Table 2 Suggested \(\hbox {Te} _{2}\) \(XO^+_g (v'') \rightarrow BO^+_u (v')\) pump transitions and observed laser lines

6 Conclusions

The performed experiments clearly show that blue emitting diode lasers can be well applied for optical pumping of molecules as \(\hbox {Na} _{2}\) and \(\hbox {Te} _{2}\) and operation of lasers at many lines. The diode emission has to be spectrally narrowed for reliable optical pumping, which can easily be done by feedback techniques. However, optimum excitation of individual transitions and stable laser operation requires stable tunable single frequency diode lasers. Techniques for this are known, and corresponding commercial systems are available. With such pump lasers output powers on single molecular lines in the mW range are expected.
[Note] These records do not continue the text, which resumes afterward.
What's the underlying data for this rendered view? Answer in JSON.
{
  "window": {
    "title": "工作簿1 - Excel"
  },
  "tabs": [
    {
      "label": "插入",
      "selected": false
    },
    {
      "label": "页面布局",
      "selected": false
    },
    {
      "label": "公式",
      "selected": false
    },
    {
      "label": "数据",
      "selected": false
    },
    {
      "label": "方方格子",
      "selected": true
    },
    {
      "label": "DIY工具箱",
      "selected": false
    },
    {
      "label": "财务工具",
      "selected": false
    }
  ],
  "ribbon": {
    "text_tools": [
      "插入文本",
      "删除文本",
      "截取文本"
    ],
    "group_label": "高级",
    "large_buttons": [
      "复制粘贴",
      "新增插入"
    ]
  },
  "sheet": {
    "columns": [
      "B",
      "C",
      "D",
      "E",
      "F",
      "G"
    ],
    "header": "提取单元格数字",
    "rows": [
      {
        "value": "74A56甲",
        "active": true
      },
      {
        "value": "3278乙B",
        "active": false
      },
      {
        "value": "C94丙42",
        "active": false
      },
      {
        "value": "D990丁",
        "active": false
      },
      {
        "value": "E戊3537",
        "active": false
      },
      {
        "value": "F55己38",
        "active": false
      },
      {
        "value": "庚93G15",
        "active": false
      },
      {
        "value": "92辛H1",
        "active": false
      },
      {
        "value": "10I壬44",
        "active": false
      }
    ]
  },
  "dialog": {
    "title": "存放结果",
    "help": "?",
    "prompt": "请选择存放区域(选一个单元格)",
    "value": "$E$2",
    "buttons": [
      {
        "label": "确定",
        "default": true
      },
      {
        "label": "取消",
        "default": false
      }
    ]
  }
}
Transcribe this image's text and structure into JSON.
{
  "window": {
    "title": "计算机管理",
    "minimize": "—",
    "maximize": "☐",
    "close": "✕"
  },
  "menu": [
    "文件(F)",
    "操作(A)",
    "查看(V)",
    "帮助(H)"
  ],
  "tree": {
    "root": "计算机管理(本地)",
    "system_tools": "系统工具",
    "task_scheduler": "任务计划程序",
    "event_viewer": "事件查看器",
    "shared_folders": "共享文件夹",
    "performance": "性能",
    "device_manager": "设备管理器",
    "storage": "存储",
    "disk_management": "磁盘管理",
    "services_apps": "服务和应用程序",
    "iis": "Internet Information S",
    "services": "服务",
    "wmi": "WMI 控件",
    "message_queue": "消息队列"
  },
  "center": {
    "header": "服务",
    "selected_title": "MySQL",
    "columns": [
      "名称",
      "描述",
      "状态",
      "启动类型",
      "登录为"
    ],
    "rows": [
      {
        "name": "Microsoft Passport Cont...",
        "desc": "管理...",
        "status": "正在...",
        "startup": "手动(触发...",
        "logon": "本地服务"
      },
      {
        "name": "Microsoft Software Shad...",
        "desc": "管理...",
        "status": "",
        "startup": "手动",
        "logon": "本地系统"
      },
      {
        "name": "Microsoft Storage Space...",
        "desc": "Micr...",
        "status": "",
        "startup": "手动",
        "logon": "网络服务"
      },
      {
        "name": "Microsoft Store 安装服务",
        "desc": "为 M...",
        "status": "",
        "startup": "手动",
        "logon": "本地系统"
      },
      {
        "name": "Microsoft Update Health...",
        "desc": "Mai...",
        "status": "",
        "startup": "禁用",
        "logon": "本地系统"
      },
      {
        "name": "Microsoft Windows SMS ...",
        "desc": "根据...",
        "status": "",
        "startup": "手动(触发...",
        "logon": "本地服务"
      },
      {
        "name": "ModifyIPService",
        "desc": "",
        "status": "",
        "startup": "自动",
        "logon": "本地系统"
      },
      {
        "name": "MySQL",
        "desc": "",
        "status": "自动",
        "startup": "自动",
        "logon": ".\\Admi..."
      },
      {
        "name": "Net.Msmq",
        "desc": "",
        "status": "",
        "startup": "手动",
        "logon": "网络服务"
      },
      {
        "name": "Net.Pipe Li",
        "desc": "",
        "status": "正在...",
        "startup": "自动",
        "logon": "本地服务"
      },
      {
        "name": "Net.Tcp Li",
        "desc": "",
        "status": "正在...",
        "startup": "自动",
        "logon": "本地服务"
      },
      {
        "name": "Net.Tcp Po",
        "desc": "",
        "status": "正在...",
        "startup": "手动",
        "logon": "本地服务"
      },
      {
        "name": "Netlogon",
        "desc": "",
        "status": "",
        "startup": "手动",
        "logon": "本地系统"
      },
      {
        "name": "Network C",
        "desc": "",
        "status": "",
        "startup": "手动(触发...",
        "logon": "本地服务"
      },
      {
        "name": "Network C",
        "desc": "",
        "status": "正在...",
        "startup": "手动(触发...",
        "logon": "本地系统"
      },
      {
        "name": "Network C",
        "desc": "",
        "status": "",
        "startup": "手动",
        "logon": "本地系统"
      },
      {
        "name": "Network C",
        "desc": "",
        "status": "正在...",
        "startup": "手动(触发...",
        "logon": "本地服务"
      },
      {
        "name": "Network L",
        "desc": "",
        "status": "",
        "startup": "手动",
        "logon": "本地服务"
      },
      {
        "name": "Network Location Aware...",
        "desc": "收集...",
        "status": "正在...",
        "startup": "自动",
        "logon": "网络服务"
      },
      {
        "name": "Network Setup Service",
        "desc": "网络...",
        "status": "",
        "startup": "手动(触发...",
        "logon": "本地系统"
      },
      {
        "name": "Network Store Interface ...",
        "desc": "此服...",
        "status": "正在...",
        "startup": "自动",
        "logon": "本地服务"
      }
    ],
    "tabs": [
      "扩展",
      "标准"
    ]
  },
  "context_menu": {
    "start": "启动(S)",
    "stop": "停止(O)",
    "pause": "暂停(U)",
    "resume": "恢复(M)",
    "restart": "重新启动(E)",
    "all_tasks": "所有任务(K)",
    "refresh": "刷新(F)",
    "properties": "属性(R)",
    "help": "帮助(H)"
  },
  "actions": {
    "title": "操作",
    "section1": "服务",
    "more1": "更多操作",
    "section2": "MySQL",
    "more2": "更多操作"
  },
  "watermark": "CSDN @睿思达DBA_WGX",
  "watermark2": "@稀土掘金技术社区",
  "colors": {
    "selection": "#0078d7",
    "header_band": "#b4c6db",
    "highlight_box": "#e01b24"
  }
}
Due to the Raman features of these molecular lasers, the individual laser frequencies will follow the pump laser frequency. Consequently, when pumping \(\hbox {Te} _{2}\) with a stabilized blue emitting single frequency diode laser in combination with a stabilized ring resonator a set of stabilized lines covering the blue to red spectral range will be possible, as has been demonstrated for the yellow to infrared range in case of \(I_{2}\), pumped with a stable frequency doubled Nd:YAG laser system [18]. Such systems will be of interest for molecular spectroscopy and precision experiments. Less ambitious lower cost systems will be possible for demonstration and educational purposes in molecular physics. Here a system with \(\hbox {I}_{2}\) molecules, which can be handled in a sealed-off cell at room temperature, is especially simple, and a ring laser system has recently been realized by us, pumped with a modified 40-mW green laser pointer at 532 nm [19].